Just about, because I’ve discovered an even better one: the Twitter feed for Levenmouth Police. If you use social media possibly you like to get despatches from established comedians. Some may follow a new guy on the scene, President Trump. But none of them is funnier than the uncredited wit, or wits, behind the Methil messages about “lods” and “doughballs” and the capers which keep the fuzz busy, described in the local vernacular. A typical one would be: “Heroin and pills worth approx £1300 found in Leven. Misplaced them? Don’t worry they’re here for you!” The tone is couthie and kindly. Levenmouth may be part of the great big unified force but that’s no reason for its men and women to be boringly blunt and dully impersonal.
Under-fire policemen need arrest figures to boast about; in this corner of Fife they want to keep folk out of their “dungeons” and often flash up photos of the no-mod-cons facilities. The hashtags are brilliant: #JustDinnae, #TeltHunnersOfTimes, #NoColdSideOfThePillowHere.
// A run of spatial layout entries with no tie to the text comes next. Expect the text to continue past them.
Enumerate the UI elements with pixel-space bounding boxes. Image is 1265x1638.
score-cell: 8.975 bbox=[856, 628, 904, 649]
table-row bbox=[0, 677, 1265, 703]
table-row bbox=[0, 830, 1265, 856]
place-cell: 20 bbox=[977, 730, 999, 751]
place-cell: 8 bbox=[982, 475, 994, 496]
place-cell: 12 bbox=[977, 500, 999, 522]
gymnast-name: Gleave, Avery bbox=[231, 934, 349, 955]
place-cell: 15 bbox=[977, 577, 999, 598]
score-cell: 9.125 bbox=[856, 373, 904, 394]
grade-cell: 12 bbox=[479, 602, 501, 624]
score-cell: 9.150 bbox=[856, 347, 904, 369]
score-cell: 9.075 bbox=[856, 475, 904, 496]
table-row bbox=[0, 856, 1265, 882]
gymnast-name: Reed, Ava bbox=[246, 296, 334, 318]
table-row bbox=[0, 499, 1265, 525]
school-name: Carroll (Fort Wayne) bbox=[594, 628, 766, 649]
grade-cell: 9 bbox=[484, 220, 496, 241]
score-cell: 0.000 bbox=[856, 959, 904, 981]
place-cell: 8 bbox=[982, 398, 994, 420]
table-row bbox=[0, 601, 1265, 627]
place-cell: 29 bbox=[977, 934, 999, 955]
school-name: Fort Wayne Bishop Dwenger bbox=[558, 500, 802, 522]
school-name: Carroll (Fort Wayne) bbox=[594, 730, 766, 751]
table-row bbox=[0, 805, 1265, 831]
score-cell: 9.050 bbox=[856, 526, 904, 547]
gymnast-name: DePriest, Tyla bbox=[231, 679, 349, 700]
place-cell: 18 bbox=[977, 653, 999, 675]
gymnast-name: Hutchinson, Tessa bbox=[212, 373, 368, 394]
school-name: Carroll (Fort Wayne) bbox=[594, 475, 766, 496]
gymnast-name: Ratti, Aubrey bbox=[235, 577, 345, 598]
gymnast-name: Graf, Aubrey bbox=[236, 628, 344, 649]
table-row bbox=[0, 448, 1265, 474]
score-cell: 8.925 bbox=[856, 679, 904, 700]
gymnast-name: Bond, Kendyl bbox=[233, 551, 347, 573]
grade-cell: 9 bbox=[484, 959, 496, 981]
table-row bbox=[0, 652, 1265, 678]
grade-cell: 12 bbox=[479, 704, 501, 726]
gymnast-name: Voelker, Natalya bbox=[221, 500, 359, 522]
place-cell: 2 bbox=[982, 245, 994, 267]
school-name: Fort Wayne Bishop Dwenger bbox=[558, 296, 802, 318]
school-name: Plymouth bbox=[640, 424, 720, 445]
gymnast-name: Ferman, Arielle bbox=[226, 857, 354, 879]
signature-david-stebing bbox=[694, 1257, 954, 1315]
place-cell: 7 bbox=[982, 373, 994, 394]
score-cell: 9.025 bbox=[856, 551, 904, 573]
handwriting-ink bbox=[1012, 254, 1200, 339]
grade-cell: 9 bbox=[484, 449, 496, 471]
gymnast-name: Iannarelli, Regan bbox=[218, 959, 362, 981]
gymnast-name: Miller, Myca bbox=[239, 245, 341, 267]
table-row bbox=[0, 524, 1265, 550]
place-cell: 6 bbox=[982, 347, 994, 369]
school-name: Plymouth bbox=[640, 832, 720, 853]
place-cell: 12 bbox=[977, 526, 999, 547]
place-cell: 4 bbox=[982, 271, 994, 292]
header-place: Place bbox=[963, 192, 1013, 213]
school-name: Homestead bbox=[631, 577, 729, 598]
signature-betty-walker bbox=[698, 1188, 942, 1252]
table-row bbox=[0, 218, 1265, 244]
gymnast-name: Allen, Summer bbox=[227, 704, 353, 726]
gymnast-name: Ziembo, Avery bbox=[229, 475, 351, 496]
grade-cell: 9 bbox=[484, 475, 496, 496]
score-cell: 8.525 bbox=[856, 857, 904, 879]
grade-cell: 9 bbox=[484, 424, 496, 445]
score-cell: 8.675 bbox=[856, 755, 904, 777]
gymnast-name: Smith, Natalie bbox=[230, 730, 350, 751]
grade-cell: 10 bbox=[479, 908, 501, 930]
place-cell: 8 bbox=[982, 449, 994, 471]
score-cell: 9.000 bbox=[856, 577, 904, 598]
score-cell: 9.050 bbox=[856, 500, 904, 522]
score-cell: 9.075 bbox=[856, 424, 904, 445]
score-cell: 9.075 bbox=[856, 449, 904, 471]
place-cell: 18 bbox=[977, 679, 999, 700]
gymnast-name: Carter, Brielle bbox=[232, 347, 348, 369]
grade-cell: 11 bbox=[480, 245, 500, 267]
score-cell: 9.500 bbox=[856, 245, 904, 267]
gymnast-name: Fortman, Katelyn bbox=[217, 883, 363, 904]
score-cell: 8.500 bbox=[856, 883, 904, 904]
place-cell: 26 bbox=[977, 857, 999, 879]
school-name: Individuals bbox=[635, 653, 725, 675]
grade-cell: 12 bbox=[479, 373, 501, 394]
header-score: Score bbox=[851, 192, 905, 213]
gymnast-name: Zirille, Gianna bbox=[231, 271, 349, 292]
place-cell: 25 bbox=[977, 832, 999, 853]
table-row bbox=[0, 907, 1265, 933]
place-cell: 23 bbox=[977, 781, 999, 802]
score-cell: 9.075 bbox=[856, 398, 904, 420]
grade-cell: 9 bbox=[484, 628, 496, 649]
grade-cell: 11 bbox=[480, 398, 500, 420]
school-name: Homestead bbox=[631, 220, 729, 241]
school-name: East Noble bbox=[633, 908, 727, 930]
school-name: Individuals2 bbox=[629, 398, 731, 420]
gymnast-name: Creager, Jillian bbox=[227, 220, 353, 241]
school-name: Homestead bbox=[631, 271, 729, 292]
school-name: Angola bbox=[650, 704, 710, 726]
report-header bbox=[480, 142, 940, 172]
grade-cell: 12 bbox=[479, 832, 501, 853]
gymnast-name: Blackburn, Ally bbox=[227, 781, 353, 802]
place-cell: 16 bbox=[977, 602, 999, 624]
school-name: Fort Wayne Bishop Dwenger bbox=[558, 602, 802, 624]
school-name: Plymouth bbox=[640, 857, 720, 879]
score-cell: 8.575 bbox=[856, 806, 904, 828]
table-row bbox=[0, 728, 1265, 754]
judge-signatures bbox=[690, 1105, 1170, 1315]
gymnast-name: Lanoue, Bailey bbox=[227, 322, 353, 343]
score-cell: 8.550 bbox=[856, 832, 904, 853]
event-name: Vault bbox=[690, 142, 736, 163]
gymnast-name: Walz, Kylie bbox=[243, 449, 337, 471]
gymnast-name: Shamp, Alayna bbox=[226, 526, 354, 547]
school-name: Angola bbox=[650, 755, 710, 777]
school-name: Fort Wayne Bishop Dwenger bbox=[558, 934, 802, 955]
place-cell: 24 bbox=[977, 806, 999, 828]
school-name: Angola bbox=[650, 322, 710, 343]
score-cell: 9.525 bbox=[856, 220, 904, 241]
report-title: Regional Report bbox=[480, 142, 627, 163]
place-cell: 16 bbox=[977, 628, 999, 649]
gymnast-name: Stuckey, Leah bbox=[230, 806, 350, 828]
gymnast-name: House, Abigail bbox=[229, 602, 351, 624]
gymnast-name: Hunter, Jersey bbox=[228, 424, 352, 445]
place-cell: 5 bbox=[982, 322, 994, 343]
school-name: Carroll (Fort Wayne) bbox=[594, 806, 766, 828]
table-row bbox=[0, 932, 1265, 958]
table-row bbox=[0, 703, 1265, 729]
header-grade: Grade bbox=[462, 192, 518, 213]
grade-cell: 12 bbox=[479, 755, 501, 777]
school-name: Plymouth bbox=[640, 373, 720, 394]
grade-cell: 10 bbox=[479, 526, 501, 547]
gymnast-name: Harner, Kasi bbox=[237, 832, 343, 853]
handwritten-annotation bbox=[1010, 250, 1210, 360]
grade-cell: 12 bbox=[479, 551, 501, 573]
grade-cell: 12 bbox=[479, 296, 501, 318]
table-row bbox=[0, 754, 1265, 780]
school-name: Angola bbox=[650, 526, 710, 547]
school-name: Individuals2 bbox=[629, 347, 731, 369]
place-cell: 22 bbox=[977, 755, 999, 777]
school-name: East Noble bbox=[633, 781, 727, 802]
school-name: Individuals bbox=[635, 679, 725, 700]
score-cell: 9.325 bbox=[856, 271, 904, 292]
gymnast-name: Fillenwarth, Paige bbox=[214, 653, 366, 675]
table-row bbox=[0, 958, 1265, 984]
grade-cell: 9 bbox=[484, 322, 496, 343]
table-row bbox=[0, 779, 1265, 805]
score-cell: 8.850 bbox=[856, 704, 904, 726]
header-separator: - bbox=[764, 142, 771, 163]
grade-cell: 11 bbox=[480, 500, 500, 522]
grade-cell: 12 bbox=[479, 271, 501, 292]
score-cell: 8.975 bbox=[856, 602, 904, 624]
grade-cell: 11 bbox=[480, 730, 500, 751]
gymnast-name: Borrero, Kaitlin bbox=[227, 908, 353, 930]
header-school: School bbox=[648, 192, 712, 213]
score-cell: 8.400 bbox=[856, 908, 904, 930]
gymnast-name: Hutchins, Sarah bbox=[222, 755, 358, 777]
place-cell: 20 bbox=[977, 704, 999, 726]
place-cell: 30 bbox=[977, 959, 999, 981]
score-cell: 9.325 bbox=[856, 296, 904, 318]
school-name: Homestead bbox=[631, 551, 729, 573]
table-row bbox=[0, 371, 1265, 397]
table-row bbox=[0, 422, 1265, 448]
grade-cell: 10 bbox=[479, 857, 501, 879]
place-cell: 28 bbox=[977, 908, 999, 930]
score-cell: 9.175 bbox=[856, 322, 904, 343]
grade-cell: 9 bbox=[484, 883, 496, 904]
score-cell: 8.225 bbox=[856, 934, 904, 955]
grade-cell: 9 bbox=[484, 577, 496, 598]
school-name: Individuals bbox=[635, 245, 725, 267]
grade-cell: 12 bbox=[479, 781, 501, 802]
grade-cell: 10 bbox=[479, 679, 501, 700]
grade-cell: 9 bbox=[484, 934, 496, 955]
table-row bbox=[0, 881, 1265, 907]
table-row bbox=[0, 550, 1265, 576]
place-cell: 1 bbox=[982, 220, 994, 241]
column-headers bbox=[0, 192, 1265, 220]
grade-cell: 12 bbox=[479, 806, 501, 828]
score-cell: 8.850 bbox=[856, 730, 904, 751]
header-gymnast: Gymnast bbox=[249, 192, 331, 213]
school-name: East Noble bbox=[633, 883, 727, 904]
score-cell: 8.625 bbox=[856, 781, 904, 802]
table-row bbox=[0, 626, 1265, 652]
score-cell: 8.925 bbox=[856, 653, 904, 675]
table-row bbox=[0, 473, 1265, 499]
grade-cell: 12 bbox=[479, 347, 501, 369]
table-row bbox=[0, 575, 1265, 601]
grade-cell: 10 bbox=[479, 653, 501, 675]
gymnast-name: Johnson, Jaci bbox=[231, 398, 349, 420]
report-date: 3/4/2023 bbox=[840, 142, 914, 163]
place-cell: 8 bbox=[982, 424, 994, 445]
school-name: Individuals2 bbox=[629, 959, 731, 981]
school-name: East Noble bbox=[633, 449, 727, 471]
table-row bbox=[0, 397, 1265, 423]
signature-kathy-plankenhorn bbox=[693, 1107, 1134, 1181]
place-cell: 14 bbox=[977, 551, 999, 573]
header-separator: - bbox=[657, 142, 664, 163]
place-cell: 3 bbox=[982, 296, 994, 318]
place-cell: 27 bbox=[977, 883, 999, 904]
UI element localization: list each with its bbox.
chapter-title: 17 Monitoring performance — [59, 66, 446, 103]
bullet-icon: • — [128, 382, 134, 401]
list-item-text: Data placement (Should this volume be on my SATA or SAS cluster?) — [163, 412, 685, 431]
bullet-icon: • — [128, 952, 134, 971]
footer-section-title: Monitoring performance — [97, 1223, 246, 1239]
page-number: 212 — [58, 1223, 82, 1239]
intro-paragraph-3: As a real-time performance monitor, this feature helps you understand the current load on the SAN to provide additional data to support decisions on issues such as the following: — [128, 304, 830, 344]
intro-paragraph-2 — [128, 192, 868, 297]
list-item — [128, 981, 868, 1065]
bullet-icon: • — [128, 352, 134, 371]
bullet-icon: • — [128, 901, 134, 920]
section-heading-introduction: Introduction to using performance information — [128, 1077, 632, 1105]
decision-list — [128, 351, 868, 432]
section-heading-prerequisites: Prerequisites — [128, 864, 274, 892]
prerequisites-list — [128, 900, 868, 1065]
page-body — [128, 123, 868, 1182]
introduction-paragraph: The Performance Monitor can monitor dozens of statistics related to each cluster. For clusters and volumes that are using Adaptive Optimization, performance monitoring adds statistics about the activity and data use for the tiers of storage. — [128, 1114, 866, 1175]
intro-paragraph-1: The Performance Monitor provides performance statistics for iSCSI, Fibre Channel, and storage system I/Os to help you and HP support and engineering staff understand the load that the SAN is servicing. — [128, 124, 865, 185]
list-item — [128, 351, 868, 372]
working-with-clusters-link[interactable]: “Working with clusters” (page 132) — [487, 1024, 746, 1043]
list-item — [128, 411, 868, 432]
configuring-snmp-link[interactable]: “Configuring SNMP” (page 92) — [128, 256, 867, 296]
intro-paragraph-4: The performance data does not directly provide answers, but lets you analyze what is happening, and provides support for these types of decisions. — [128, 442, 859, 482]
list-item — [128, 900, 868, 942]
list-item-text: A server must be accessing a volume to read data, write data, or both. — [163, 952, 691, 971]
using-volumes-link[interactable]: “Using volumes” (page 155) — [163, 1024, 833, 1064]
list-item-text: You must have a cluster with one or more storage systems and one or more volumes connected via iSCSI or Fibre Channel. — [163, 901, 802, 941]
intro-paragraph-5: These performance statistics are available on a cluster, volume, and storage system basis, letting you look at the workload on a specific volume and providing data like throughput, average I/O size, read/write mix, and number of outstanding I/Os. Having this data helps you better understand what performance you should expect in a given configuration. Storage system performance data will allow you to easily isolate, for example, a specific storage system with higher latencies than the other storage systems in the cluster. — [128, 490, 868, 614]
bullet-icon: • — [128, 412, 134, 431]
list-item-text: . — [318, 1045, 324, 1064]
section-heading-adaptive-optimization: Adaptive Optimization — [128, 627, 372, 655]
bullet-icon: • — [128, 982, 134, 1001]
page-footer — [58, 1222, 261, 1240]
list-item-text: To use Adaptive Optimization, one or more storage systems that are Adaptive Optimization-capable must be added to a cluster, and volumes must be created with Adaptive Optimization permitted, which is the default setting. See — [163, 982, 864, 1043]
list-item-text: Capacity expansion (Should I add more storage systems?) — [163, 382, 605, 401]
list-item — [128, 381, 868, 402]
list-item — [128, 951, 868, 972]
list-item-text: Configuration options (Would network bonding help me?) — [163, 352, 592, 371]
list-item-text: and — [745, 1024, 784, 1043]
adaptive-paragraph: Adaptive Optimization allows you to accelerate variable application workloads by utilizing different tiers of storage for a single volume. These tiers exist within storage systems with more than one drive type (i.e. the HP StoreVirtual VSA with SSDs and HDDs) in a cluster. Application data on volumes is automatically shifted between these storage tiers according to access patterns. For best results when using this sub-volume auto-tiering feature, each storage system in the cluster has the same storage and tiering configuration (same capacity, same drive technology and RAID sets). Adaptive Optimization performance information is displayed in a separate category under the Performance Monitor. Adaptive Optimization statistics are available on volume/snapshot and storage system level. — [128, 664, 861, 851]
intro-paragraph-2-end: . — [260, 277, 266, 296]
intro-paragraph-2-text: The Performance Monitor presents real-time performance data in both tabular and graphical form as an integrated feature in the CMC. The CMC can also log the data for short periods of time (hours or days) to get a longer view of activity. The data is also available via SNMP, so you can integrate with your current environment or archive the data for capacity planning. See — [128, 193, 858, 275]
My favourite, though, followed a recent domestic disturbance. “Hoose party ended prematurely efter the host plus 2 chose to chill for the weekend wi us instead!” ran the bulletin, followed by: #YerNoChadHoganPal. This will only make sense if you know the work of stand-up Kevin Bridges, whose best skit concerns youthful parties, where he celebrates the west of Scotland’s absent-parents bacchanal known as the “empty” and ridicules America’s “spring break”. But evoking the name of Bridges’ plonker frat-boy Hogan is comedy class.
Around the UK, Twitter sites run by other cop shops have been praised for changing public perceptions. Scotland currently boasts the police’s top tweeters, the Lochaber and Skye division winning the prize for the best use of social media in 2016. Their site is lively but frankly not a patch on Levenmouth, whose officers had to be content with being named No 1 in the East Fife Mail’s annual list of 40 individuals and organisations who’d “made a difference” to Kingdom life.
Maybe that’s the greater honour. Recognition from the public that police can be both human and humorous, and that local identity hasn’t entirely been swallowed up by the merger. The long arm of the law features a funny bone and it’s used to great effect. I like Scot Squad but tweets from Levenmouth are funnier. They’re funnier than if PC Murdoch, Rikki Fulton’s Supercop and Hamish Macbeth were all working out of the same station. As another of the hashtags puts it: #MonTheMethilPolis!